Der Richtsatz für die Gewährung einer Ausgleichszulage ist jener Betrag, der das Existenzminimum garantiert. Durch die Ausgleichszulage sollen nämlich jene Leistungen garantiert werden, die dem Rentenberechtigten eine bescheidene Existenz ermöglichen. Der Ausgleichszulagenrichtsatz legt das (konventionelle) Existenzminimum fest (2 Ob 99/98t). Nun beläuft sich der Richtsatz für die Gewährung von Ausgleichszulagen gemäß § 293 Abs 1 lit a/bb ASVG ab 1. 1. 1999 auf S 8.112, für das Jahr 1998 betrug er S 7.992. Da gemäß § 105 Abs 3 ASVG jährlich zwei Sonderzahlungen einschließlich der Ausgleichszulage gebühren, dann entspricht dem Richtsatz faktisch im Jahre 1998 ein monatlicher Betrag von etwa S 9.300 und ab 1. 1. 1999 ein solcher von etwa S 9.450. Unter Bedachtnahme auf die Rechtsprechung, daß Unterhalt zur Sicherung des Existenzminimums auch über dem (grundsätzlich maßgeblichen) Prozentsatz von 33 % zugesprochen werden darf, gebührt der Klägerin neben dem nach den von der Judikatur entwickelten Grundsätzen zustehenden Betrag an Unterhalt auch die Differenz zwischen diesem Betrag und dem zuvor genannten Richtsatz für die Gewährung der Ausgleichszulage, sodaß der Beklagte für die in Frage stehenden Zeiträume monatliche Unterhaltsbeträge von S 9.300 bzw S 9.450 zu leisten hätte.
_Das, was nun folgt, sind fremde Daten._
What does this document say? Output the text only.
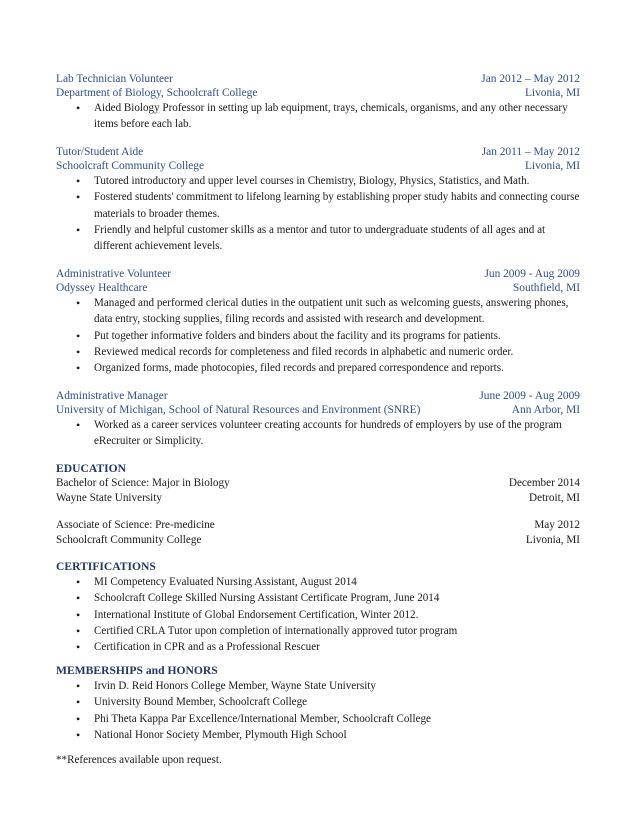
Lab Technician Volunteer	Jan 2012 – May 2012
Department of Biology, Schoolcraft College	Livonia, MI
• Aided Biology Professor in setting up lab equipment, trays, chemicals, organisms, and any other necessary items before each lab.
Tutor/Student Aide	Jan 2011 – May 2012
Schoolcraft Community College	Livonia, MI
• Tutored introductory and upper level courses in Chemistry, Biology, Physics, Statistics, and Math.
• Fostered students' commitment to lifelong learning by establishing proper study habits and connecting course materials to broader themes.
• Friendly and helpful customer skills as a mentor and tutor to undergraduate students of all ages and at different achievement levels.
Administrative Volunteer	Jun 2009 - Aug 2009
Odyssey Healthcare	Southfield, MI
• Managed and performed clerical duties in the outpatient unit such as welcoming guests, answering phones, data entry, stocking supplies, filing records and assisted with research and development.
• Put together informative folders and binders about the facility and its programs for patients.
• Reviewed medical records for completeness and filed records in alphabetic and numeric order.
• Organized forms, made photocopies, filed records and prepared correspondence and reports.
Administrative Manager	June 2009 - Aug 2009
University of Michigan, School of Natural Resources and Environment (SNRE)	Ann Arbor, MI
• Worked as a career services volunteer creating accounts for hundreds of employers by use of the program eRecruiter or Simplicity.
EDUCATION
Bachelor of Science: Major in Biology	December 2014
Wayne State University	Detroit, MI
Associate of Science: Pre-medicine	May 2012
Schoolcraft Community College	Livonia, MI
CERTIFICATIONS
• MI Competency Evaluated Nursing Assistant, August 2014
• Schoolcraft College Skilled Nursing Assistant Certificate Program, June 2014
• International Institute of Global Endorsement Certification, Winter 2012.
• Certified CRLA Tutor upon completion of internationally approved tutor program
• Certification in CPR and as a Professional Rescuer
MEMBERSHIPS and HONORS
• Irvin D. Reid Honors College Member, Wayne State University
• University Bound Member, Schoolcraft College
• Phi Theta Kappa Par Excellence/International Member, Schoolcraft College
• National Honor Society Member, Plymouth High School
**References available upon request.
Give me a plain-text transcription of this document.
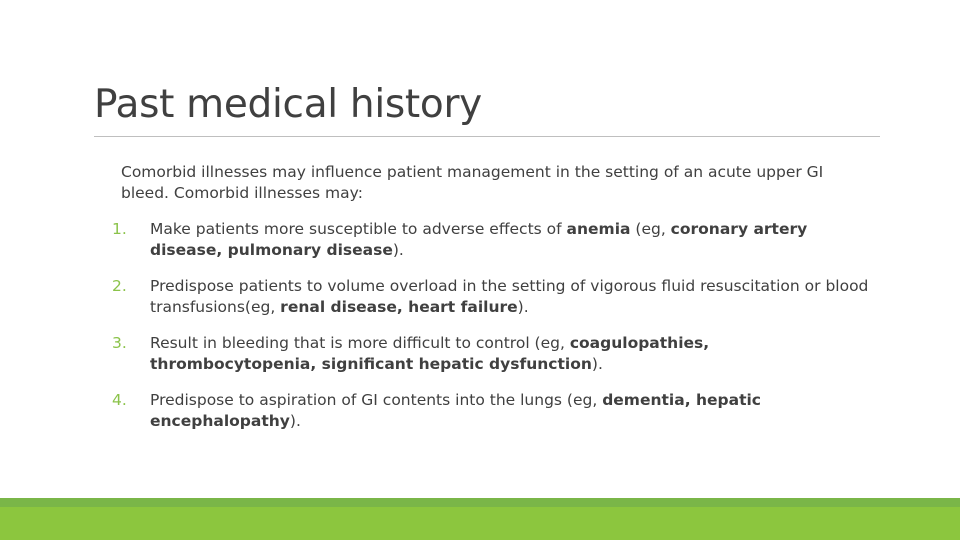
Past medical history

Comorbid illnesses may influence patient management in the setting of an acute upper GI bleed. Comorbid illnesses may:

1. Make patients more susceptible to adverse effects of anemia (eg, coronary artery disease, pulmonary disease).
2. Predispose patients to volume overload in the setting of vigorous fluid resuscitation or blood transfusions(eg, renal disease, heart failure).
3. Result in bleeding that is more difficult to control (eg, coagulopathies, thrombocytopenia, significant hepatic dysfunction).
4. Predispose to aspiration of GI contents into the lungs (eg, dementia, hepatic encephalopathy).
Da ihm ohnehin ein einstweiliger Unterhalt nur im Betrag von S 7.200 bzw S 8.400 auferlegt wurde, erscheint das der Klägerin eingeräumte Wohnrecht zumindest für die Zwecke des (rasch zu beendenden) Provisorialverfahrens ausreichend berücksichtigt; im Hauptverfahren wird - wie das Gericht zweiter Instanz im Zusammenhang mit der Bewertung des Naturalbezugs des Beklagten zutreffend ausführte - eine exakte Bewertung vorzunehmen sein. Bei der Bewertung der Ersparnis der Klägerin auf der Bedarfsseite ist jedenfalls auch zu berücksichtigen, daß ihr angesichts der vom Beklagten geleisteten Unterhaltszahlungen nur ein relativ geringes Einkommen zur Verfügung steht, das ihr - wäre sie darauf insofern angewiesen - auch nur das Wohnen in bescheidenen Verhältnissen ermöglichte. Kann sie deshalb, weil sie ihr Vermögen der Tochter zuwandte, allenfalls ein nicht auf ihre Einkommensverhältnisse beschränktes Wohnrecht, so kann dies nicht einfach zur Folge haben, daß für dieses "Wohnen" ein Betrag veranschlagt wird, den die Klägerin unter Bedachtnahme auf ihre tatsächlichen Einkommensverhältnisse gar nicht aufzubringen in der Lage wäre. Soweit sich die Unterhaltsberechtigte infolge Veräußerung von Vermögen bzw Zuwendung durch Dritte Wohnverhältnisse schaffen konnte, wozu sie allein angesichts ihrer eigenen Einkommensverhältnisse außerstande gewesen wäre, können bei Berechnung des angemessenen Bedarfs der Unterhaltsberechtigten nur solche Wohnverhältnisse in Anschlag gebracht werden, die ihren Einkommensverhältnissen entsprechen, kämen doch sonst freiwillige Leistungen durch Dritte oder Vermögensumschichtungen nicht dem Unterhaltsberechtigten, sondern dem Unterhaltsschuldner zugute. Demnach erscheint es gerechtfertigt, daß - zumindest im Provisorialverfahren - für die Zeit ab 1. 7. 1998 lediglich eine Ersparnis der Klägerin aufgrund des ihr zustehenden unentgeltlichen Wohnrechts im Ausmaß von knapp mehr als S 1.000 monatlich angenommen wird.

Aus diesen Gründen ist dem Revisionsrekurs des Beklagten ein Erfolg zu versagen.

Die Entscheidung über den Kostenpunkt ist gemäß § 528 Abs 2 Z 3 ZPO unanfechtbar (Kodek in Rechberger ZPO Rz 5 zu § 528 mwN).

Gemäß § 393 Abs 1 EO hat die Klägerin die Kosten des Sicherungsverfahrens vorläufig selbst zu tragen. Dem Beklagten ist die Abwehr des Sicherungsantrags nicht gelungen; demnach hat er gemäß § 402 EO sowie §§ 40 und 50 ZPO keinen Kostenersatzanspruch.